News to the discussions comes days ahead of President Donald Trump and the second summit of North Korean leader Kim Jong Un, which will take place in Vietnam at the end of the month.
Trump and Kim met in Singapore last year and both leaders signed a joint statement in which they signed the pledges of each country "for new relations between the DPRK and the wishes of the peoples of the two countries Peace and Prosperity. "
This statement opened the door to some kind of formal relationship, if things went well, the sources added, adding that the current stalemate has left North Korea and awaited some significant US gestures.
The two high-level diplomatic sources said the first step forward could be the exchange of officers. On the US side, sources indicated that several liaison officers would be sent to North Korea, led by a high-ranking foreign officer who speaks Korean, should this plan progress.
A similar agreement was withdrawn in 1
994, with the "agreed framework" leading to extensive negotiations on the exchange of liaison offices in each country, beginning with up to seven officers. The US even went so far as to conclude a lease for the German mission. North Korea also investigated potential locations in Washington, DC.
But by the end of the following year, North Korea had repealed the entire plan, presumably due to tensions after a US helicopter had been shot down when it crossed the demilitarized zone in North Korea, late 1994.
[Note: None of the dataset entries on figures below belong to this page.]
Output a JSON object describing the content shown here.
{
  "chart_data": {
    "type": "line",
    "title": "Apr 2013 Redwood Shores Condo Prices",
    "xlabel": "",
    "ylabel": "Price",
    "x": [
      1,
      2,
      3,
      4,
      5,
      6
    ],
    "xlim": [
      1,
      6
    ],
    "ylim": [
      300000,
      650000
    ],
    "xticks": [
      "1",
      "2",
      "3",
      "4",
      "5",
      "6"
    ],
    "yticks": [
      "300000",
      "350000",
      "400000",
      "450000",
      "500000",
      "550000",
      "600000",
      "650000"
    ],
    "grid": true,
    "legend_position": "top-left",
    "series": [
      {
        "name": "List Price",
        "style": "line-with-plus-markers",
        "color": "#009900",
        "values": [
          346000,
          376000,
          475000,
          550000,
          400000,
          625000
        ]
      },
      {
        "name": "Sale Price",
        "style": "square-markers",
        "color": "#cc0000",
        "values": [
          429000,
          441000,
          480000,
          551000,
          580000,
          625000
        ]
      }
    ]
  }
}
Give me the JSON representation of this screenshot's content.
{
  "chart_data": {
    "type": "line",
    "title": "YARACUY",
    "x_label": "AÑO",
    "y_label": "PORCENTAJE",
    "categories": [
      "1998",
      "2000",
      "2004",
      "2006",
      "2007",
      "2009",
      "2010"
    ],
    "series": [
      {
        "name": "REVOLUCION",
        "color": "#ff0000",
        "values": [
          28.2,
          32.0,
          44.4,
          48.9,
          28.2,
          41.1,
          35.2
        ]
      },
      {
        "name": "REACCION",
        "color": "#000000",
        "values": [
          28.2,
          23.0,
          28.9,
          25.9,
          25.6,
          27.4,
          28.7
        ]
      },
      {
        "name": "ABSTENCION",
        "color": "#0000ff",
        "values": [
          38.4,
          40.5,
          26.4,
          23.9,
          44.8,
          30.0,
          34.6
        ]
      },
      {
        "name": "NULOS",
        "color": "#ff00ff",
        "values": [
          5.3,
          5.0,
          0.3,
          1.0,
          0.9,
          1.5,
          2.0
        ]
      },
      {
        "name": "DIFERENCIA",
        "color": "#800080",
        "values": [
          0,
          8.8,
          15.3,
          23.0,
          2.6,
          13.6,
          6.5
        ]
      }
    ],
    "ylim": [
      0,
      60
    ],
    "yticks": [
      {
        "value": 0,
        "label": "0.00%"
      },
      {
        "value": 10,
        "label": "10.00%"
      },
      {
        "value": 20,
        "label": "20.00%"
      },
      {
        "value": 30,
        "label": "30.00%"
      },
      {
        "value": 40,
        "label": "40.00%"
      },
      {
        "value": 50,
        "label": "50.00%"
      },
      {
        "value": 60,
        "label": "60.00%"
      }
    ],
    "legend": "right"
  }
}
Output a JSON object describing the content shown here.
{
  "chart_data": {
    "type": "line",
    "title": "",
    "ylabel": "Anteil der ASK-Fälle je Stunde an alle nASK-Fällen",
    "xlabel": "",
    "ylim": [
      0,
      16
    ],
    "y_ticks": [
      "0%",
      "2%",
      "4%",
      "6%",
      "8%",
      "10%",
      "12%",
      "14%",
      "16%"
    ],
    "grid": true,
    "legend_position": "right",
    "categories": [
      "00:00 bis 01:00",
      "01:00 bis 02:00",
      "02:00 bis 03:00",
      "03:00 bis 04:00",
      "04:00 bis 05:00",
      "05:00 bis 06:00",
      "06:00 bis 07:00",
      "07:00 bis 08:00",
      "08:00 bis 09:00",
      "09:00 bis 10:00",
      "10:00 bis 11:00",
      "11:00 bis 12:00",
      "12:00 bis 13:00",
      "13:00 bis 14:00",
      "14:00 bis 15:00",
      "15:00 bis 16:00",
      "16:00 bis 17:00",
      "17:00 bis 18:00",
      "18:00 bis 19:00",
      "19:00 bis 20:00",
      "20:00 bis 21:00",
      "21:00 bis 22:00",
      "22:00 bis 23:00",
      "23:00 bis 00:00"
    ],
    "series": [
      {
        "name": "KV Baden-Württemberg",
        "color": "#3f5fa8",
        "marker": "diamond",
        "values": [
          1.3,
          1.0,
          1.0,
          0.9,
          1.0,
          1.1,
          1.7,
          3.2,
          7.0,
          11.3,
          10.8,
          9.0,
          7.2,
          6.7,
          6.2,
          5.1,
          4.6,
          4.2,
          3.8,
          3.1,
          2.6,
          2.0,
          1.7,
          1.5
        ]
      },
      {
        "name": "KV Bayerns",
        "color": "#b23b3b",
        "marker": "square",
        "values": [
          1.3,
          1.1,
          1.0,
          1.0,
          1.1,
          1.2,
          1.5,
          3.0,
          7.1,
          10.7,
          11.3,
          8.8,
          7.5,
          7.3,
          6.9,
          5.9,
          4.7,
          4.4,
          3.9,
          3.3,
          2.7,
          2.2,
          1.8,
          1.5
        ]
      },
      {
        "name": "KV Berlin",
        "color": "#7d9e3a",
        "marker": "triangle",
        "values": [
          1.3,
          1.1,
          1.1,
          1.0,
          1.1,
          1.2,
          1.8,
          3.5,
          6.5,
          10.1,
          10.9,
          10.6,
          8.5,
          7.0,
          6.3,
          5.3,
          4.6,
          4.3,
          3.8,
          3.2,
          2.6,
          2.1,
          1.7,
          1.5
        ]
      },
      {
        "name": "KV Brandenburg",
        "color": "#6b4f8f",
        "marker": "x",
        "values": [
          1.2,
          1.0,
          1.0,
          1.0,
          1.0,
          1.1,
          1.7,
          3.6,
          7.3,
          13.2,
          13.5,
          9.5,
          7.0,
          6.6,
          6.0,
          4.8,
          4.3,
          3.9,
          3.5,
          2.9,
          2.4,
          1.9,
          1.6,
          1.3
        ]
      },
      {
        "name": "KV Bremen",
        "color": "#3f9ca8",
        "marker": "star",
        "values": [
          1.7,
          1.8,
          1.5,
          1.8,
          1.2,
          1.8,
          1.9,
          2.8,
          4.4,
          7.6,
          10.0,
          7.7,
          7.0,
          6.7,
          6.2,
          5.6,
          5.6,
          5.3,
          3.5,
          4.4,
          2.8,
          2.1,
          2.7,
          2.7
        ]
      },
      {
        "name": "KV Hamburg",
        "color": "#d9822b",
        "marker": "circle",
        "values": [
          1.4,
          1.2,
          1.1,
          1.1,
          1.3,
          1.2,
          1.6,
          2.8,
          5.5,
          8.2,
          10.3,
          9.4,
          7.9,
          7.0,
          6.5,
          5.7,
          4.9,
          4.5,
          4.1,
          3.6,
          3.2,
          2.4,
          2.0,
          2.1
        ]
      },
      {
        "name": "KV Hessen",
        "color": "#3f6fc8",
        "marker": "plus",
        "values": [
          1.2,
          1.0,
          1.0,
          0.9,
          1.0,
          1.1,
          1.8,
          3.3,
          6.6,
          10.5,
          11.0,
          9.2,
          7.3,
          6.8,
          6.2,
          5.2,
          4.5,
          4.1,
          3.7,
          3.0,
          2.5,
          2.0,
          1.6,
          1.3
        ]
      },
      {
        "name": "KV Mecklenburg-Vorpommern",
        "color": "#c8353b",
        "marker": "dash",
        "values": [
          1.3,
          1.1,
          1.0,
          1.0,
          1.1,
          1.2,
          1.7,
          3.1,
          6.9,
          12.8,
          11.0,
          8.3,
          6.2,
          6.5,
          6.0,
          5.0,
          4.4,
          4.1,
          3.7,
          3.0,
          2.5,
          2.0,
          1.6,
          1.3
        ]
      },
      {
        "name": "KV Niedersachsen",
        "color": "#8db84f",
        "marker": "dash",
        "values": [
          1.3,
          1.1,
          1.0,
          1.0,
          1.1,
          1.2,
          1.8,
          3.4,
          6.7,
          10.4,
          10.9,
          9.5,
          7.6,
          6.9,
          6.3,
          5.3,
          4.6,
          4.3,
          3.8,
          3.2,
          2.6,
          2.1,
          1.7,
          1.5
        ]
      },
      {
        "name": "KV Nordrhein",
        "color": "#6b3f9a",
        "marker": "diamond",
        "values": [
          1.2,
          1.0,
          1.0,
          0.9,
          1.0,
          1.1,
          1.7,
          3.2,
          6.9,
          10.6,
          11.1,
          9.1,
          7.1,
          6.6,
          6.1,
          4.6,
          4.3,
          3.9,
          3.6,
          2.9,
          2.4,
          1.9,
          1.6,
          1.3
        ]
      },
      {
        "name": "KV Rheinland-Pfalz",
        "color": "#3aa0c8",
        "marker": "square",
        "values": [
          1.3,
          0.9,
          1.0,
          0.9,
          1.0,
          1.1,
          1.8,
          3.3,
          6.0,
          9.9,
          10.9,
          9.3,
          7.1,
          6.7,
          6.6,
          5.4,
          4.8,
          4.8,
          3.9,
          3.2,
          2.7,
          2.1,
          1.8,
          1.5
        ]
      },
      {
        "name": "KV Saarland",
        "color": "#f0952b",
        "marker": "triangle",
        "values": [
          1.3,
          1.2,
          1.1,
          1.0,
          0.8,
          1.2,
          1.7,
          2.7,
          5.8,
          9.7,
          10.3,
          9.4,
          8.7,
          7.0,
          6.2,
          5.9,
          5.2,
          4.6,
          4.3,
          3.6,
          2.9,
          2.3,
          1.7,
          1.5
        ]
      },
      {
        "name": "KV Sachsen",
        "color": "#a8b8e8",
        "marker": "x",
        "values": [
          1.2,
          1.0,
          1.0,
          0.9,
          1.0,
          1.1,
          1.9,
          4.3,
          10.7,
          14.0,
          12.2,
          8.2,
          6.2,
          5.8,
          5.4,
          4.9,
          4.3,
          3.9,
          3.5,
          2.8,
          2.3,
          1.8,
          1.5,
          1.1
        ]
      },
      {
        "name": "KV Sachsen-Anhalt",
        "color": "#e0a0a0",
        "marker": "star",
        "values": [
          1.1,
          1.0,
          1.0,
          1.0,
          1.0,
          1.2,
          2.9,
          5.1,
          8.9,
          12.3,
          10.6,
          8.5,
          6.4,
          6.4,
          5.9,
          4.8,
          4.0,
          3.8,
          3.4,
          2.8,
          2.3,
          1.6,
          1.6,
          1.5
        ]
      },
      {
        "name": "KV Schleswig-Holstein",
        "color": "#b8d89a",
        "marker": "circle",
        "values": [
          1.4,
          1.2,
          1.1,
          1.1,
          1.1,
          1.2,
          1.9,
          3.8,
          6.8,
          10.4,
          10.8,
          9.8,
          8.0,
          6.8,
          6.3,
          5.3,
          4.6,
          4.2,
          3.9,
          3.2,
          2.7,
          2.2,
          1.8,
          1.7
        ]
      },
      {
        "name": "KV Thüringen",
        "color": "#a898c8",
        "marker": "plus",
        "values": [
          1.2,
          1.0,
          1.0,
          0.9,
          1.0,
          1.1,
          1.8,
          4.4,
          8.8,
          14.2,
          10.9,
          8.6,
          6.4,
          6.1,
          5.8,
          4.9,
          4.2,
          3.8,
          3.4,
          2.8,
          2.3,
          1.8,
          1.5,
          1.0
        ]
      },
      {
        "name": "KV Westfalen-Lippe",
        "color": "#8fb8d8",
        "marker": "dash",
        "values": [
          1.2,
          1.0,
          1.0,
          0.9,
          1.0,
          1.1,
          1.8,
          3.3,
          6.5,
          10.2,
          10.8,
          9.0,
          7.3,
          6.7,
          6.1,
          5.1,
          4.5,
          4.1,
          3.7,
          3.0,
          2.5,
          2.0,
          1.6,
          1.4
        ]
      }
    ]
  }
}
Significant Stepping Down Despite Nuclear Inactivity
The talks, which are still tentative, could be an important step in US-North Korean negotiations A further departure from the saber-rattling that defined the early Trump-Kim relationship – all without important ones Steps on the part of North Korea to denuclearization.
When North Korea continued testing its nuclear weapons during Trump's first year in office, each side threatened until Trump made a meeting with Kim to discuss the North Korean nuclear program.
While North Korea has disrupted its nuclear weapons tests and tempered the rhetoric between the two nations, satellite images have shown that North Korea has developed an important long-range missile base and continues to operate at its weapons sites.
The US Supreme Commander of the Korean Peninsula told the Senate earlier this month that since Trump's first summit with Kim, North Korea's military capabilities have "hardly, if not demonstrably, changed". Dan Coats, director of national intelligence, also told the Senate late last month that North Korea will "try to maintain its WMD capabilities, and it is unlikely to give up its nuclear weapons and production capacity entirely because of its nuclear weapons leaders […]
Trump officially announced the second summit in his speech on the state of the Union earlier this month. He challenged his government's efforts and stated, "There is still much to be done."
Eli Watkins of CNN contributed to this report.